Categorised | Columnists, Opinion

Providing fodder for the mavens

col-lipskiSAM LIPSKI

“There are known knowns. There are things we know that we know. There are known unknowns. That is to say, there are things we know we don’t know. But there are also unknown unknowns. There are things we don’t know we don’t know.” US secretary of defence, Donald Rumsfeld, 2002.

AS Australian Jews, and here is a generalisation if ever there was one, we have more than our fair share of mavens about the Jewish community.

Now it doesn’t take much to be a maven, trust me. Having been labelled one a long time ago, I can confirm that all you need to qualify is a willingness to pontificate around the Shabbat dinner table on Friday night. Or in a column in The AJN like this one. Or better still, nowadays, in a blog.

As for surveys, shmurveys, evidence, shmevidence. Who needs them? The last community survey in Melbourne was published in 1991 and the mavens, if they ever paid attention, soon forgot what the survey had actually found. The maven’s mantra is: “I know what I know.”

A true maven would never admit that he knows there are things he doesn’t know about the Jewish community, let alone that there may be things he doesn’t know he doesn’t know.

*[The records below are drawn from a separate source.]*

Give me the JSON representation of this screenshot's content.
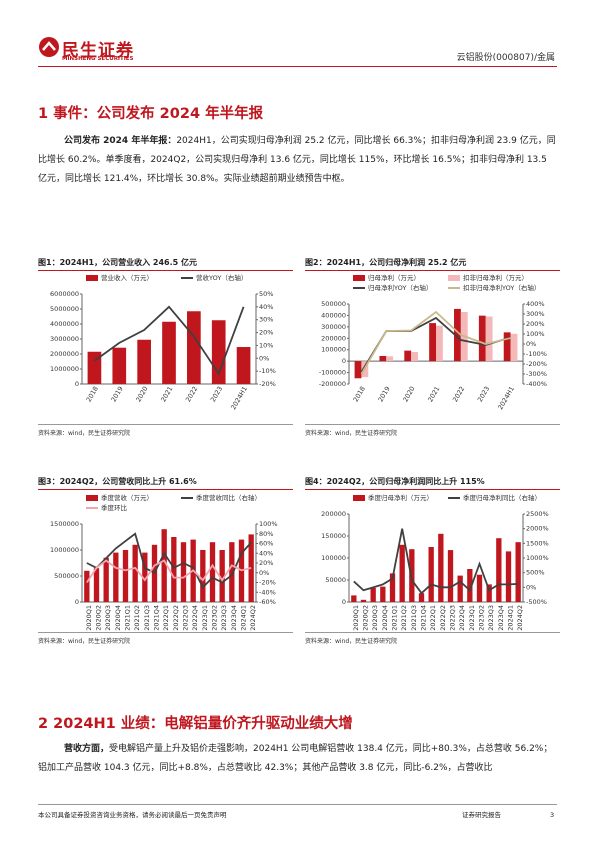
{
  "header": {
    "logo": "民生证券",
    "logo_en": "MINSHENG SECURITIES",
    "stock": "云铝股份(000807)/金属"
  },
  "section1": {
    "title": "1 事件：公司发布 2024 年半年报",
    "lead": "公司发布 2024 年半年报：",
    "text": "2024H1，公司实现归母净利润 25.2 亿元，同比增长 66.3%；扣非归母净利润 23.9 亿元，同比增长 60.2%。单季度看，2024Q2，公司实现归母净利 13.6 亿元，同比增长 115%，环比增长 16.5%；扣非归母净利 13.5 亿元，同比增长 121.4%，环比增长 30.8%。实际业绩超前期业绩预告中枢。"
  },
  "figures": [
    {
      "caption": "图1：2024H1，公司营业收入 246.5 亿元",
      "source": "资料来源：wind，民生证券研究院",
      "chart_data": {
        "type": "bar",
        "categories": [
          "2018",
          "2019",
          "2020",
          "2021",
          "2022",
          "2023",
          "2024H1"
        ],
        "series": [
          {
            "name": "营业收入（万元）",
            "type": "bar",
            "color": "#c0161e",
            "values": [
              2150000,
              2420000,
              2950000,
              4150000,
              4850000,
              4250000,
              2465000
            ]
          },
          {
            "name": "营收YOY（右轴）",
            "type": "line",
            "axis": "y2",
            "color": "#404040",
            "values": [
              -2,
              12,
              22,
              40,
              17,
              -12,
              40
            ]
          }
        ],
        "ylim": [
          0,
          6000000
        ],
        "yticks": [
          0,
          1000000,
          2000000,
          3000000,
          4000000,
          5000000,
          6000000
        ],
        "y2lim": [
          -20,
          50
        ],
        "y2ticks": [
          {
            "value": -20,
            "label": "-20%"
          },
          {
            "value": -10,
            "label": "-10%"
          },
          {
            "value": 0,
            "label": "0%"
          },
          {
            "value": 10,
            "label": "10%"
          },
          {
            "value": 20,
            "label": "20%"
          },
          {
            "value": 30,
            "label": "30%"
          },
          {
            "value": 40,
            "label": "40%"
          },
          {
            "value": 50,
            "label": "50%"
          }
        ]
      }
    },
    {
      "caption": "图2：2024H1，公司归母净利润 25.2 亿元",
      "source": "资料来源：wind，民生证券研究院",
      "chart_data": {
        "type": "bar",
        "categories": [
          "2018",
          "2019",
          "2020",
          "2021",
          "2022",
          "2023",
          "2024H1"
        ],
        "series": [
          {
            "name": "归母净利（万元）",
            "type": "bar",
            "color": "#c0161e",
            "values": [
              -150000,
              45000,
              92000,
              333000,
              457000,
              398000,
              252000
            ]
          },
          {
            "name": "扣非归母净利（万元）",
            "type": "bar",
            "color": "#f4b8b8",
            "values": [
              -140000,
              42000,
              80000,
              310000,
              430000,
              390000,
              239000
            ]
          },
          {
            "name": "归母净利YOY（右轴）",
            "type": "line",
            "axis": "y2",
            "color": "#404040",
            "values": [
              -280,
              130,
              130,
              260,
              40,
              -10,
              66
            ]
          },
          {
            "name": "扣非归母净利YOY（右轴）",
            "type": "line",
            "axis": "y2",
            "color": "#c8b98a",
            "values": [
              -300,
              130,
              135,
              320,
              90,
              0,
              60
            ]
          }
        ],
        "ylim": [
          -200000,
          500000
        ],
        "yticks": [
          -200000,
          -100000,
          0,
          100000,
          200000,
          300000,
          400000,
          500000
        ],
        "y2lim": [
          -400,
          400
        ],
        "y2ticks": [
          {
            "value": -400,
            "label": "-400%"
          },
          {
            "value": -300,
            "label": "-300%"
          },
          {
            "value": -200,
            "label": "-200%"
          },
          {
            "value": -100,
            "label": "-100%"
          },
          {
            "value": 0,
            "label": "0%"
          },
          {
            "value": 100,
            "label": "100%"
          },
          {
            "value": 200,
            "label": "200%"
          },
          {
            "value": 300,
            "label": "300%"
          },
          {
            "value": 400,
            "label": "400%"
          }
        ]
      }
    },
    {
      "caption": "图3：2024Q2，公司营收同比上升 61.6%",
      "source": "资料来源：wind，民生证券研究院",
      "chart_data": {
        "type": "bar",
        "categories": [
          "2020Q1",
          "2020Q2",
          "2020Q3",
          "2020Q4",
          "2021Q1",
          "2021Q2",
          "2021Q3",
          "2021Q4",
          "2022Q1",
          "2022Q2",
          "2022Q3",
          "2022Q4",
          "2023Q1",
          "2023Q2",
          "2023Q3",
          "2023Q4",
          "2024Q1",
          "2024Q2"
        ],
        "series": [
          {
            "name": "季度营收（万元）",
            "type": "bar",
            "color": "#c0161e",
            "values": [
              600000,
              650000,
              850000,
              950000,
              1000000,
              1100000,
              950000,
              1100000,
              1400000,
              1250000,
              1150000,
              1200000,
              1000000,
              1150000,
              1000000,
              1150000,
              1200000,
              1300000
            ]
          },
          {
            "name": "季度营收同比（右轴）",
            "type": "line",
            "axis": "y2",
            "color": "#404040",
            "values": [
              20,
              10,
              30,
              50,
              65,
              80,
              10,
              0,
              40,
              10,
              20,
              10,
              -30,
              -10,
              -20,
              -5,
              40,
              62
            ]
          },
          {
            "name": "季度环比",
            "type": "line",
            "axis": "y2",
            "color": "#f4a6b0",
            "values": [
              -20,
              10,
              25,
              10,
              5,
              10,
              -15,
              15,
              25,
              -10,
              -10,
              5,
              -15,
              15,
              -15,
              15,
              5,
              10
            ]
          }
        ],
        "ylim": [
          0,
          1500000
        ],
        "yticks": [
          0,
          500000,
          1000000,
          1500000
        ],
        "y2lim": [
          -60,
          100
        ],
        "y2ticks": [
          {
            "value": -60,
            "label": "-60%"
          },
          {
            "value": -40,
            "label": "-40%"
          },
          {
            "value": -20,
            "label": "-20%"
          },
          {
            "value": 0,
            "label": "0%"
          },
          {
            "value": 20,
            "label": "20%"
          },
          {
            "value": 40,
            "label": "40%"
          },
          {
            "value": 60,
            "label": "60%"
          },
          {
            "value": 80,
            "label": "80%"
          },
          {
            "value": 100,
            "label": "100%"
          }
        ]
      }
    },
    {
      "caption": "图4：2024Q2，公司归母净利润同比上升 115%",
      "source": "资料来源：wind，民生证券研究院",
      "chart_data": {
        "type": "bar",
        "categories": [
          "2020Q1",
          "2020Q2",
          "2020Q3",
          "2020Q4",
          "2021Q1",
          "2021Q2",
          "2021Q3",
          "2021Q4",
          "2022Q1",
          "2022Q2",
          "2022Q3",
          "2022Q4",
          "2023Q1",
          "2023Q2",
          "2023Q3",
          "2023Q4",
          "2024Q1",
          "2024Q2"
        ],
        "series": [
          {
            "name": "季度归母净利（万元）",
            "type": "bar",
            "color": "#c0161e",
            "values": [
              15000,
              5000,
              32000,
              35000,
              65000,
              130000,
              120000,
              20000,
              125000,
              155000,
              118000,
              60000,
              75000,
              62000,
              40000,
              145000,
              115000,
              136000
            ]
          },
          {
            "name": "季度归母净利同比（右轴）",
            "type": "line",
            "axis": "y2",
            "color": "#404040",
            "values": [
              200,
              -100,
              0,
              100,
              300,
              2000,
              250,
              -200,
              100,
              0,
              0,
              200,
              -100,
              800,
              -100,
              100,
              100,
              115
            ]
          }
        ],
        "ylim": [
          0,
          200000
        ],
        "yticks": [
          0,
          50000,
          100000,
          150000,
          200000
        ],
        "y2lim": [
          -500,
          2500
        ],
        "y2ticks": [
          {
            "value": -500,
            "label": "-500%"
          },
          {
            "value": 0,
            "label": "0%"
          },
          {
            "value": 500,
            "label": "500%"
          },
          {
            "value": 1000,
            "label": "1000%"
          },
          {
            "value": 1500,
            "label": "1500%"
          },
          {
            "value": 2000,
            "label": "2000%"
          },
          {
            "value": 2500,
            "label": "2500%"
          }
        ]
      }
    }
  ],
  "section2": {
    "title": "2 2024H1 业绩：电解铝量价齐升驱动业绩大增",
    "lead": "营收方面，",
    "text": "受电解铝产量上升及铝价走强影响，2024H1 公司电解铝营收 138.4 亿元，同比+80.3%，占总营收 56.2%；铝加工产品营收 104.3 亿元，同比+8.8%，占总营收比 42.3%；其他产品营收 3.8 亿元，同比-6.2%，占营收比"
  },
  "footer": {
    "disclaimer": "本公司具备证券投资咨询业务资格，请务必阅读最后一页免责声明",
    "type": "证券研究报告",
    "page": "3"
  }
}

Since 1991, despite some valuable but limited studies the Jewish Communal Appeal has undertaken in Sydney, neither community has developed an updated survey base. In an era of rapid societal and communal change, two decades between community surveys is just too long. Great for mavens and bloggers.

Which is why, even as a paid-up member of the self-appointed mavens’ society, I applaud the arrival of the 2008-09 Jewish Population Survey’s preliminary findings released this week, and previewed in last week’s AJN (28/08).

Yes, the survey gives us a rich feast of information about who we are, what we believe, and how we currently behave as Jews. Based on more than 6000 responses, it’s by far the largest and most comprehensive survey of Australian Jews conducted.

Monash University’s Professor Andrew Markus, and his colleagues Nicky Jacobs and Tanya Aronov, deserve our thanks and a mazal tov for their landmark, indeed historic, project. As do the hundreds of others involved in both cities. And as these are only the preliminary findings, there’s much more to come.

Of those findings, I was particularly interested in three that weren’t highlighted in the wide-ranging preview supplement The AJN published.

The first is that we seem to be becoming more religious. Comparing the 1991 and 2008/09 Melbourne surveys, there is more synagogue attendance, Friday night Sabbath and Kosher observance, and Jewish identification. Roughly 10 per cent more.

For me, it’s the long-term trend towards higher levels of religious practice and Jewish identification, rather than the size of the increase, which is significant – and encouraging.

Considered in comparison to the 1967 Melbourne survey, when “being Jewish” was important to 45 per cent of respondents, and the 1991 survey when it was 58 per cent, the 66 per cent who see their Jewishness as important in 2008-09 represents a key finding.

More analysis remains to be conducted on how deeply this identification goes, but something interesting is clearly happening.

A second finding I found somewhat surprising -– a known unknown -– was the strength of the visceral attachment so many Australian Jews have to Israel.

I’m not referring to the way some 80 per cent of respondents regard themselves as Zionists. No real surprise there. Except, of course, to some producers of religious programs for the ABC who’ve provided air-time for a handful of secular Jewish anti-Zionists.

What struck me, however, was the consistency between the 1967 Melbourne survey, when 58 per cent said they felt “special alarm” when Israel was endangered, the 55 per cent percent who said so in 1991, and the 57 per cent who repeated it in 2008-09.

There is a drop from 28 per cent in 1967 to 17 per cent in 2008-09 among respondents who said that when Israel was endangered they felt as if their “own life was in danger”. But I believe that reflects the views of a much higher percentage of Holocaust survivors who were still with us in 1967, but have since passed on.

Nevertheless, that today 74 per cent of Australian Jews -– 58 per cent and 17 per cent –- remain so deeply attached to Israel is a profoundly moving result. Not so much politically, or ideologically. But simply as a reflection of Jewish solidarity and peoplehood.

Finally, not another finding, but a fact. The survey is a wonderful example of how Melbourne and Sydney Jewish communities can combine their leadership and professional resources, as well as their experience and know-how. When there’s a will to do so, and when there are leaders who encourage it, many things are possible.

Anybody who believes, as I do, that the potential for greater cooperation between Sydney and Melbourne is Australian Jewry’s “sleeping giant” waiting to be fully exploited will shep nachas from reading the survey’s acknowledgments page. In its own way, it is as important a piece of intellectual property as anything else in the report.

Sam Lipski is the chief executive of The Pratt Foundation and a former editor-in-chief of The AJN. The Pratt Foundation provided a supporting grant to the Australian Centre for Jewish Civilisation for the 2008-09 population survey.